In such examination, we have assumed the following: (i) the authenticity of original documents and the genuineness of all signatures; (ii) the conformity to the originals of all documents submitted to us as copies;
(iii) the legal competence of all signatories to such documents; and (iv) the truth, accuracy, and completeness of the information, factual matters, representations and warranties contained in the records, documents, instruments, and certificates we have reviewed.
With respect to the Series A Preferred Stock and the Convertible Shares, we express no opinion to the extent that, notwithstanding the Company’s current reservation of shares of Common Stock, future issuances of securities of the Company, including the Convertible Shares, and/or antidilution adjustments to outstanding securities of the Company, including the Series A Preferred Stock, may cause the Series A Preferred Stock to be exercisable for more shares of Common Stock than the number that then remain authorized but unissued.
On the basis of the foregoing, and in reliance thereon, we are of the opinion that: (i) the Private Placement Common Stock and the Other Common Stock, have been duly authorized, validly issued, fully paid and nonassessable and (ii) the Series A Preferred Stock has been duly authorized, and when issued upon conversion in accordance with the terms of the Certificate of Designations, the Convertible Shares will be validly issued, fully paid and nonassessable.
Our opinion herein is limited to the General Corporation Law of the State of Delaware and the federal laws of the United States of America. This opinion is limited to such laws as are in effect on the date hereof.
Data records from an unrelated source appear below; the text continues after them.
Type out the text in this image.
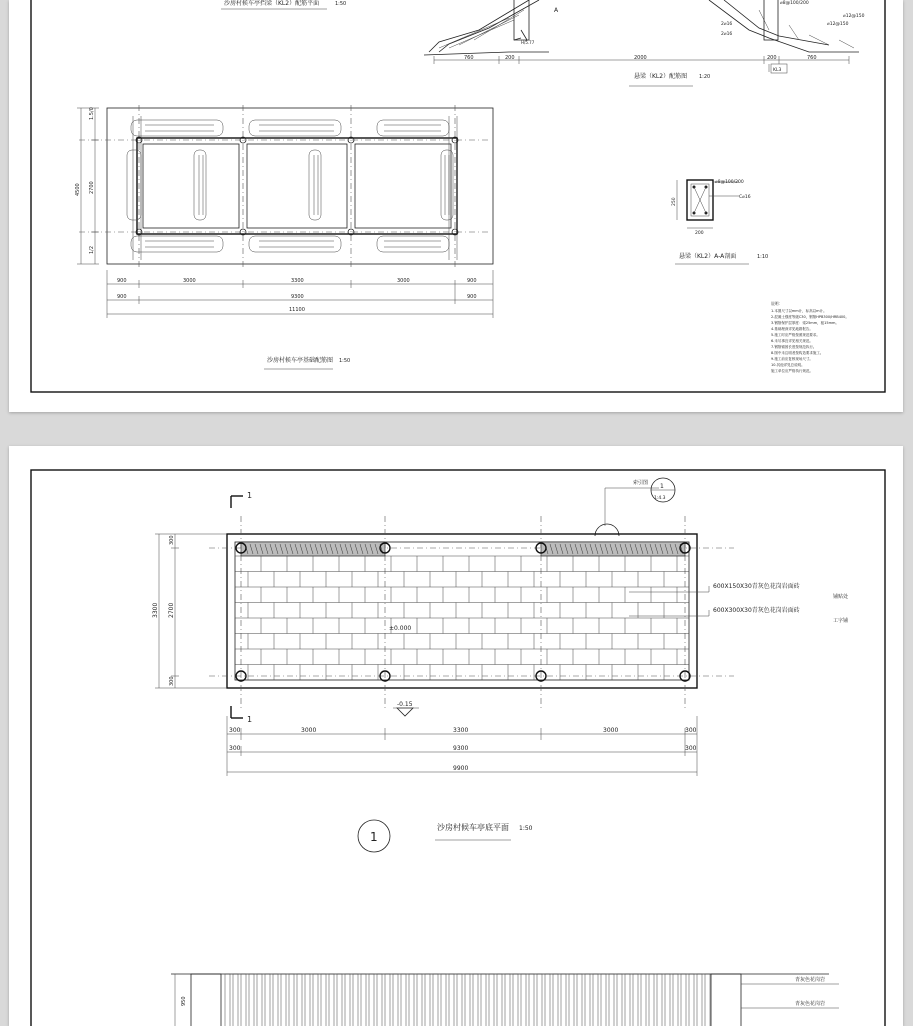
沙房村候车亭挡梁（KL2）配筋平面	1:50
760	200	2000	200	760
2⌀16
2⌀16
⌀8@100/200
⌀12@150
⌀12@150
KL3
A
H/5.77
悬梁（KL2）配筋图 1:20
1.5/0
4500 2700
1/2
900	3000	3300	3000	900
900	9300	900
11100
沙房村候车亭基础配筋图 1:50
⌀8@100/200
C⌀16
200
250
悬梁（KL2）A-A剖面	1:10
说明：
1.本图尺寸以mm计，标高以m计。
2.混凝土强度等级C30，钢筋HPB300/HRB400。
3.钢筋保护层厚度：梁25mm，板15mm。
4.基础埋深详见地勘报告。
5.施工时应严格按照规范要求。
6.未尽事宜详见相关规范。
7.钢筋锚固长度按规范执行。
8.图中未注明者按构造要求施工。
9.施工前应复核现场尺寸。
10.其他详见总说明。
施工单位应严格执行规范。
1
1
索引图 1
1:4.3
±0.000
-0.15
600X150X30青灰色花岗岩面砖
铺贴处
600X300X30青灰色花岗岩面砖
工字铺
3300 2700
300
300
300	3000	3300	3000	300
300	9300	300
9900
1
沙房村候车亭底平面 1:50
950
青灰色花岗岩
青灰色花岗岩
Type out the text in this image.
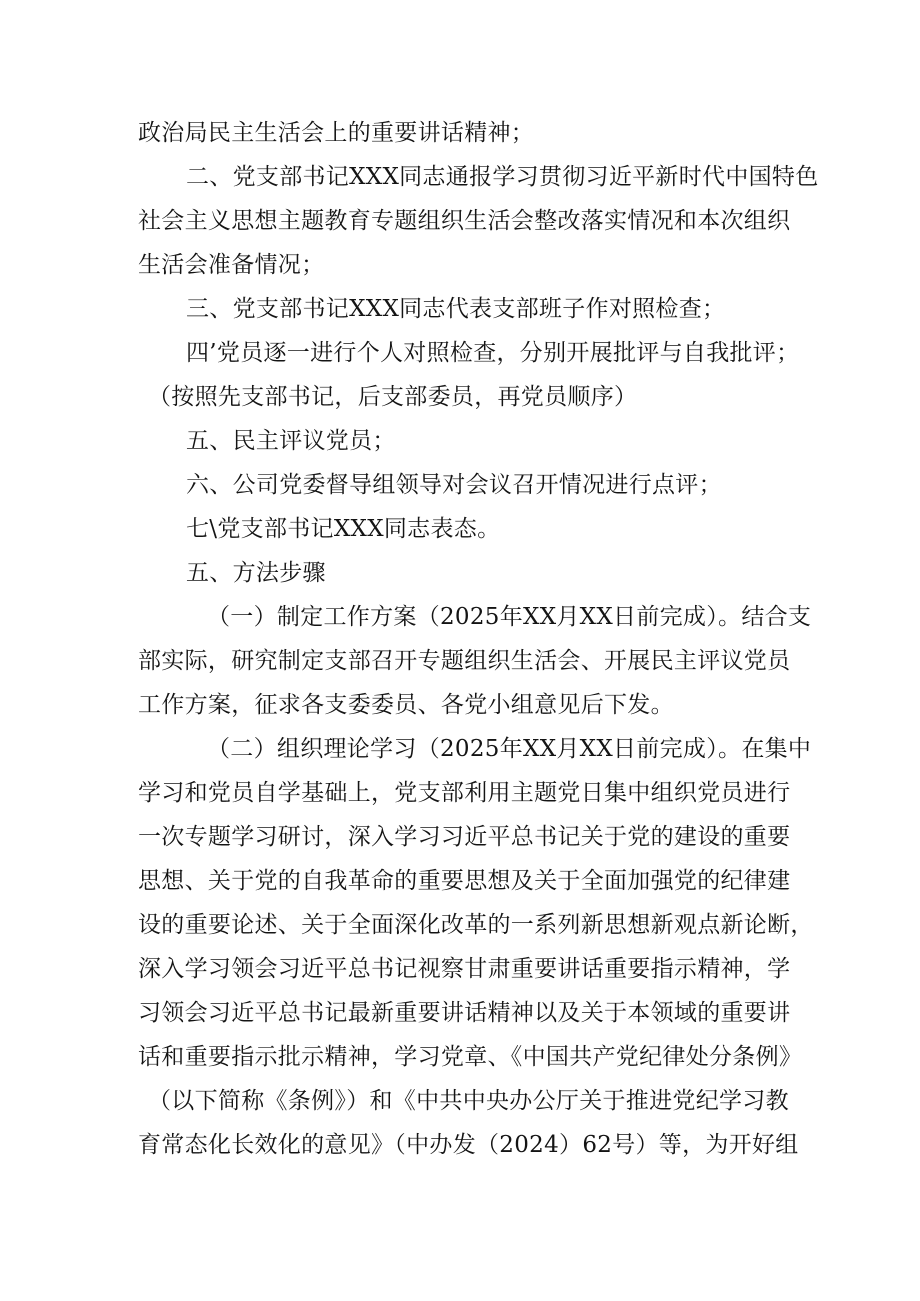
政治局民主生活会上的重要讲话精神；
二、党支部书记XXX同志通报学习贯彻习近平新时代中国特色
社会主义思想主题教育专题组织生活会整改落实情况和本次组织
生活会准备情况；
三、党支部书记XXX同志代表支部班子作对照检查；
四’党员逐一进行个人对照检查，分别开展批评与自我批评；
（按照先支部书记，后支部委员，再党员顺序）
五、民主评议党员；
六、公司党委督导组领导对会议召开情况进行点评；
七\党支部书记XXX同志表态。
五、方法步骤
（一）制定工作方案（2025年XX月XX日前完成）。结合支
部实际，研究制定支部召开专题组织生活会、开展民主评议党员
工作方案，征求各支委委员、各党小组意见后下发。
（二）组织理论学习（2025年XX月XX日前完成）。在集中
学习和党员自学基础上，党支部利用主题党日集中组织党员进行
一次专题学习研讨，深入学习习近平总书记关于党的建设的重要
思想、关于党的自我革命的重要思想及关于全面加强党的纪律建
设的重要论述、关于全面深化改革的一系列新思想新观点新论断，
深入学习领会习近平总书记视察甘肃重要讲话重要指示精神，学
习领会习近平总书记最新重要讲话精神以及关于本领域的重要讲
话和重要指示批示精神，学习党章、《中国共产党纪律处分条例》
（以下简称《条例》）和《中共中央办公厅关于推进党纪学习教
育常态化长效化的意见》（中办发（2024）62号）等，为开好组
Our opinion is limited to the matters stated herein and no opinion is implied or may be inferred beyond the matters expressly stated. Our opinion is based on these laws as in effect on the date hereof, and we disclaim any obligation to advise you of facts, circumstances, events or developments which hereafter may be brought to our attention and which may alter, affect or modify the opinion expressed herein.
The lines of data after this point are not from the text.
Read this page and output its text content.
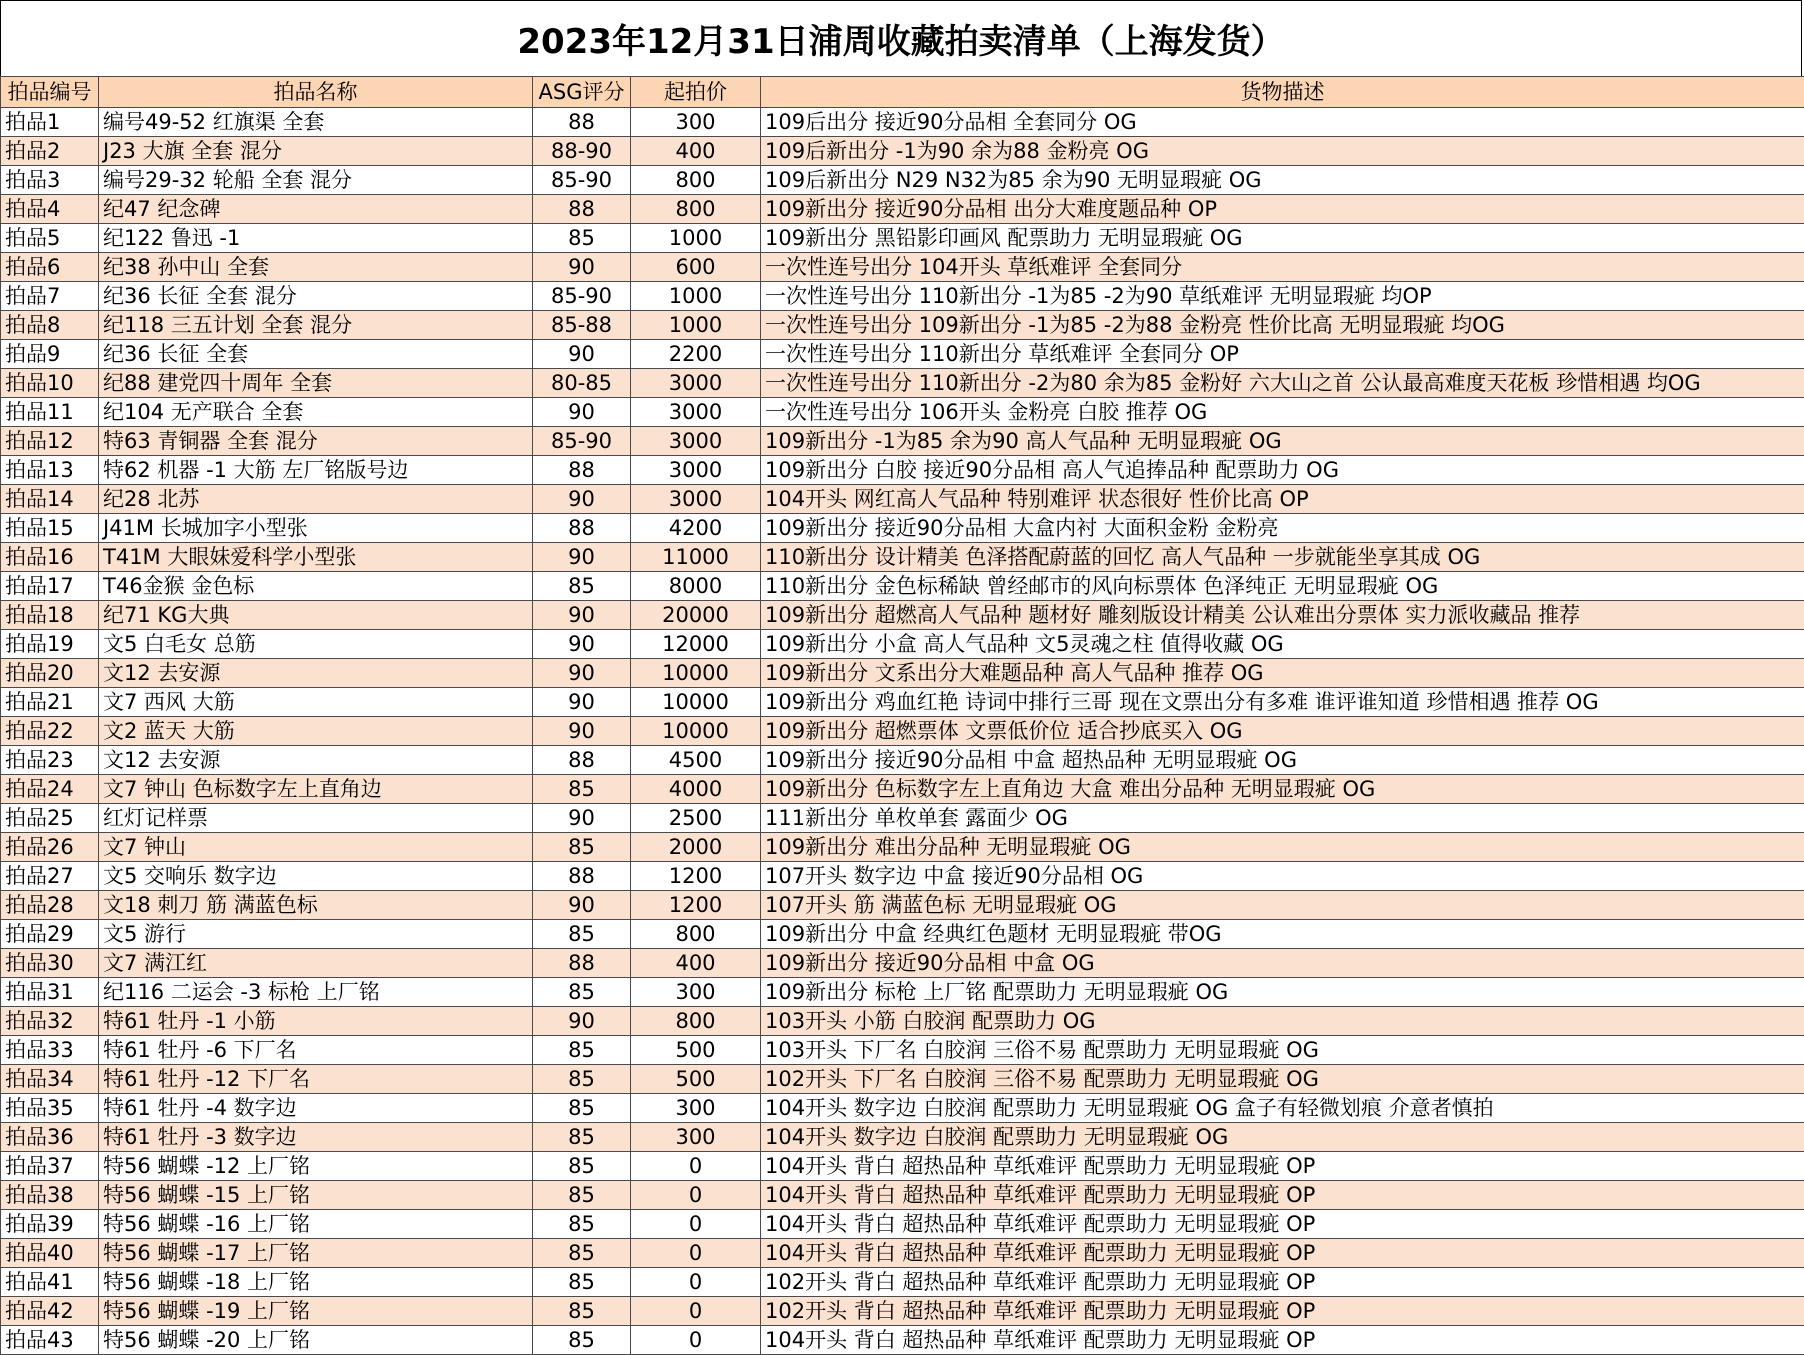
2023年12月31日浦周收藏拍卖清单（上海发货）
拍品编号	拍品名称	ASG评分	起拍价	货物描述
拍品1	编号49-52 红旗渠 全套	88	300	109后出分 接近90分品相 全套同分 OG
拍品2	J23 大旗 全套 混分	88-90	400	109后新出分 -1为90 余为88 金粉亮 OG
拍品3	编号29-32 轮船 全套 混分	85-90	800	109后新出分 N29 N32为85 余为90 无明显瑕疵 OG
拍品4	纪47 纪念碑	88	800	109新出分 接近90分品相 出分大难度题品种 OP
拍品5	纪122 鲁迅 -1	85	1000	109新出分 黑铅影印画风 配票助力 无明显瑕疵 OG
拍品6	纪38 孙中山 全套	90	600	一次性连号出分 104开头 草纸难评 全套同分
拍品7	纪36 长征 全套 混分	85-90	1000	一次性连号出分 110新出分 -1为85 -2为90 草纸难评 无明显瑕疵 均OP
拍品8	纪118 三五计划 全套 混分	85-88	1000	一次性连号出分 109新出分 -1为85 -2为88 金粉亮 性价比高 无明显瑕疵 均OG
拍品9	纪36 长征 全套	90	2200	一次性连号出分 110新出分 草纸难评 全套同分 OP
拍品10	纪88 建党四十周年 全套	80-85	3000	一次性连号出分 110新出分 -2为80 余为85 金粉好 六大山之首 公认最高难度天花板 珍惜相遇 均OG
拍品11	纪104 无产联合 全套	90	3000	一次性连号出分 106开头 金粉亮 白胶 推荐 OG
拍品12	特63 青铜器 全套 混分	85-90	3000	109新出分 -1为85 余为90 高人气品种 无明显瑕疵 OG
拍品13	特62 机器 -1 大筋 左厂铭版号边	88	3000	109新出分 白胶 接近90分品相 高人气追捧品种 配票助力 OG
拍品14	纪28 北苏	90	3000	104开头 网红高人气品种 特别难评 状态很好 性价比高 OP
拍品15	J41M 长城加字小型张	88	4200	109新出分 接近90分品相 大盒内衬 大面积金粉 金粉亮
拍品16	T41M 大眼妹爱科学小型张	90	11000	110新出分 设计精美 色泽搭配蔚蓝的回忆 高人气品种 一步就能坐享其成 OG
拍品17	T46金猴 金色标	85	8000	110新出分 金色标稀缺 曾经邮市的风向标票体 色泽纯正 无明显瑕疵 OG
拍品18	纪71 KG大典	90	20000	109新出分 超燃高人气品种 题材好 雕刻版设计精美 公认难出分票体 实力派收藏品 推荐
拍品19	文5 白毛女 总筋	90	12000	109新出分 小盒 高人气品种 文5灵魂之柱 值得收藏 OG
拍品20	文12 去安源	90	10000	109新出分 文系出分大难题品种 高人气品种 推荐 OG
拍品21	文7 西风 大筋	90	10000	109新出分 鸡血红艳 诗词中排行三哥 现在文票出分有多难 谁评谁知道 珍惜相遇 推荐 OG
拍品22	文2 蓝天 大筋	90	10000	109新出分 超燃票体 文票低价位 适合抄底买入 OG
拍品23	文12 去安源	88	4500	109新出分 接近90分品相 中盒 超热品种 无明显瑕疵 OG
拍品24	文7 钟山 色标数字左上直角边	85	4000	109新出分 色标数字左上直角边 大盒 难出分品种 无明显瑕疵 OG
拍品25	红灯记样票	90	2500	111新出分 单枚单套 露面少 OG
拍品26	文7 钟山	85	2000	109新出分 难出分品种 无明显瑕疵 OG
拍品27	文5 交响乐 数字边	88	1200	107开头 数字边 中盒 接近90分品相 OG
拍品28	文18 刺刀 筋 满蓝色标	90	1200	107开头 筋 满蓝色标 无明显瑕疵 OG
拍品29	文5 游行	85	800	109新出分 中盒 经典红色题材 无明显瑕疵 带OG
拍品30	文7 满江红	88	400	109新出分 接近90分品相 中盒 OG
拍品31	纪116 二运会 -3 标枪 上厂铭	85	300	109新出分 标枪 上厂铭 配票助力 无明显瑕疵 OG
拍品32	特61 牡丹 -1 小筋	90	800	103开头 小筋 白胶润 配票助力 OG
拍品33	特61 牡丹 -6 下厂名	85	500	103开头 下厂名 白胶润 三俗不易 配票助力 无明显瑕疵 OG
拍品34	特61 牡丹 -12 下厂名	85	500	102开头 下厂名 白胶润 三俗不易 配票助力 无明显瑕疵 OG
拍品35	特61 牡丹 -4 数字边	85	300	104开头 数字边 白胶润 配票助力 无明显瑕疵 OG 盒子有轻微划痕 介意者慎拍
拍品36	特61 牡丹 -3 数字边	85	300	104开头 数字边 白胶润 配票助力 无明显瑕疵 OG
拍品37	特56 蝴蝶 -12 上厂铭	85	0	104开头 背白 超热品种 草纸难评 配票助力 无明显瑕疵 OP
拍品38	特56 蝴蝶 -15 上厂铭	85	0	104开头 背白 超热品种 草纸难评 配票助力 无明显瑕疵 OP
拍品39	特56 蝴蝶 -16 上厂铭	85	0	104开头 背白 超热品种 草纸难评 配票助力 无明显瑕疵 OP
拍品40	特56 蝴蝶 -17 上厂铭	85	0	104开头 背白 超热品种 草纸难评 配票助力 无明显瑕疵 OP
拍品41	特56 蝴蝶 -18 上厂铭	85	0	102开头 背白 超热品种 草纸难评 配票助力 无明显瑕疵 OP
拍品42	特56 蝴蝶 -19 上厂铭	85	0	102开头 背白 超热品种 草纸难评 配票助力 无明显瑕疵 OP
拍品43	特56 蝴蝶 -20 上厂铭	85	0	104开头 背白 超热品种 草纸难评 配票助力 无明显瑕疵 OP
We consent to the filing of this opinion as an exhibit to the Registration Statement, and we further consent to the use of our name under the caption “Legal Matters” in the Registration Statement and the Prospectus. In giving these consents, we do not thereby admit that we are within the category of persons whose consent is required under Section 7 of the Securities Act, or the rules and regulations of the Commission promulgated thereunder, nor do we thereby admit that we are “experts” within the meaning of such term as used in the Securities Act with respect to any part of the Registration Statement, including this opinion letter as an exhibit or otherwise.